Mahoney’s generosity left a lasting impression on her granddaughter, Caty Mahoney Hulett, who recalls that her grandmother cosigned to help a woman she knew buy a house and gave money to an employee who was struggling. The staff rewarded her kindness with loyalty, and many team members have been with the business for decades.

Above, the women of Mary Mahoney’s — from left to right: Joanna Cvitanovich McAdams, Caty Mahoney Hulett, Stacy Mahoney Schmidt, Eileen Mahoney Ezell, Nicole Pitalo Carlisle and Andrea Cvitanovich Osman. At right, Mary Mahoney

“To this day, we are still very good to our employees,” Hulett says. “There’s so much turnover, especially in the restaurant industry, and one of the things I’m most proud of is how our employees have stayed with us through the years.”

Although the founder’s larger-than-life personality is now absent, her family has preserved the character and charm that have defined Mary Mahoney’s since its inception.

“I believe our continued success as a business can be attributed to the many generations and memories that have been created here,” says Mahoney’s daughter, Eileen Mahoney Ezell. “We have become a landmark that locals choose to celebrate life milestones, such as birthdays, graduations, engagements, showers and family and class reunions.

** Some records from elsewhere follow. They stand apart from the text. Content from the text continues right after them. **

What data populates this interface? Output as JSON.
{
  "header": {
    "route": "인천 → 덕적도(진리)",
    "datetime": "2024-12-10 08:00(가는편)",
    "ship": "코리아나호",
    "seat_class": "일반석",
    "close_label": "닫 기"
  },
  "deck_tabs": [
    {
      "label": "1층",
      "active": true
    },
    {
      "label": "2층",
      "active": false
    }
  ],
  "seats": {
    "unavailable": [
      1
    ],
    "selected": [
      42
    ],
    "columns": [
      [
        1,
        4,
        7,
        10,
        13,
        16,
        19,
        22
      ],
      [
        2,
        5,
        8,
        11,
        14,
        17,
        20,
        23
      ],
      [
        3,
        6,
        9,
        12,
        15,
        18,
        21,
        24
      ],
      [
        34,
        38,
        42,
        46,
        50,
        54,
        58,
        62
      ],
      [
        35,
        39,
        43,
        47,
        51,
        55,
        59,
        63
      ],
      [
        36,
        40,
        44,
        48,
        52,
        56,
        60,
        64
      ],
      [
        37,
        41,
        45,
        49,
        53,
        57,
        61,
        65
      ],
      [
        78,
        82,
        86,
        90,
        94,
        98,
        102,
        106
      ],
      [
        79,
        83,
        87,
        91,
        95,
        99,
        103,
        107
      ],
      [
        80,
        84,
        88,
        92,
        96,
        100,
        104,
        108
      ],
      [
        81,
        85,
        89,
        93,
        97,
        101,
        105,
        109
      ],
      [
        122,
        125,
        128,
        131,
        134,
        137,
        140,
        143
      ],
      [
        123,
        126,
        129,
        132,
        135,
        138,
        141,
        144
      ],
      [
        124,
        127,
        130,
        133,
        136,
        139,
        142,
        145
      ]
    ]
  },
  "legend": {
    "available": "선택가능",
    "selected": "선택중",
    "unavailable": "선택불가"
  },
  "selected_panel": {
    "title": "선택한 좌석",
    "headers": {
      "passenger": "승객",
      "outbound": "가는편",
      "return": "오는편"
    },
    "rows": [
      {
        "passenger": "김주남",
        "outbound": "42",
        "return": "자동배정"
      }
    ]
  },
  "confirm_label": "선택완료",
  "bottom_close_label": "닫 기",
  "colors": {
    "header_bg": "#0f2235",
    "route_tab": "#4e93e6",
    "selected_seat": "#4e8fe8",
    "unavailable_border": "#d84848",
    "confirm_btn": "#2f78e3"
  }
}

People who visited the restaurant as children on vacation with family now come with their own families — creating new memories for new generations of patrons.”

One notable example is journalist Anderson Cooper, who was in Biloxi reporting on Hurricane Katrina. While visiting Mary Mahoney’s, he recalled coming there with his father as a 10-year-old boy.

Stacy Mahoney Schmidt was present when her grandmother catered a party at the White House and recalls how she walked the restaurant every night, visiting with guests. To this day, Schmidt adds, “There’s always a family member here.”

“Anybody can hire a management company,” she says. “Not every restaurant has a family still involved after 60 years.”


None of Mahoney’s descendants would deny having large shoes to fill. Her generous spirit extended to the wider community, and in 1982, she was the first woman to receive the honor of Mississippi Small Business Person of the Year. She also was the first woman to serve as president of the Biloxi Chamber of Commerce, acting as an ambassador for the community she deeply loved.

“I’d hope to be an inspiration to a lot of young people who do not have the knowledge, but who have the desire,” she once said. “Sometimes desire can be more important than anything else!”

In a 1985 interview with a WLOX reporter, Mahoney didn’t attribute her groundbreaking accomplishments to any particular skill or quality of hers. In fact, she didn’t think she’d achieved anything that was beyond the capabilities of other females.

“Actually, I think a woman could do anything at any time if she just had a little bit more courage,” she’d opined, “and it was one thing my father always taught me, that I could do anything I wanted to do if I was willing to sacrifice for it.”

Mahoney’s female relatives have taken these lessons to heart and accepted the challenge of living up to her example. The restaurant industry isn’t for the faint of heart, says her niece, Joanna Cvitanovich McAdams, and Mary Mahoney’s staying power is a testament to the strength and resilience of the founder and her family.

“We all take pride in holding true to everything she believed in when she started,” McAdams says. “We strive every day to make her proud of the path she helped carve out for us as women in the industry today.”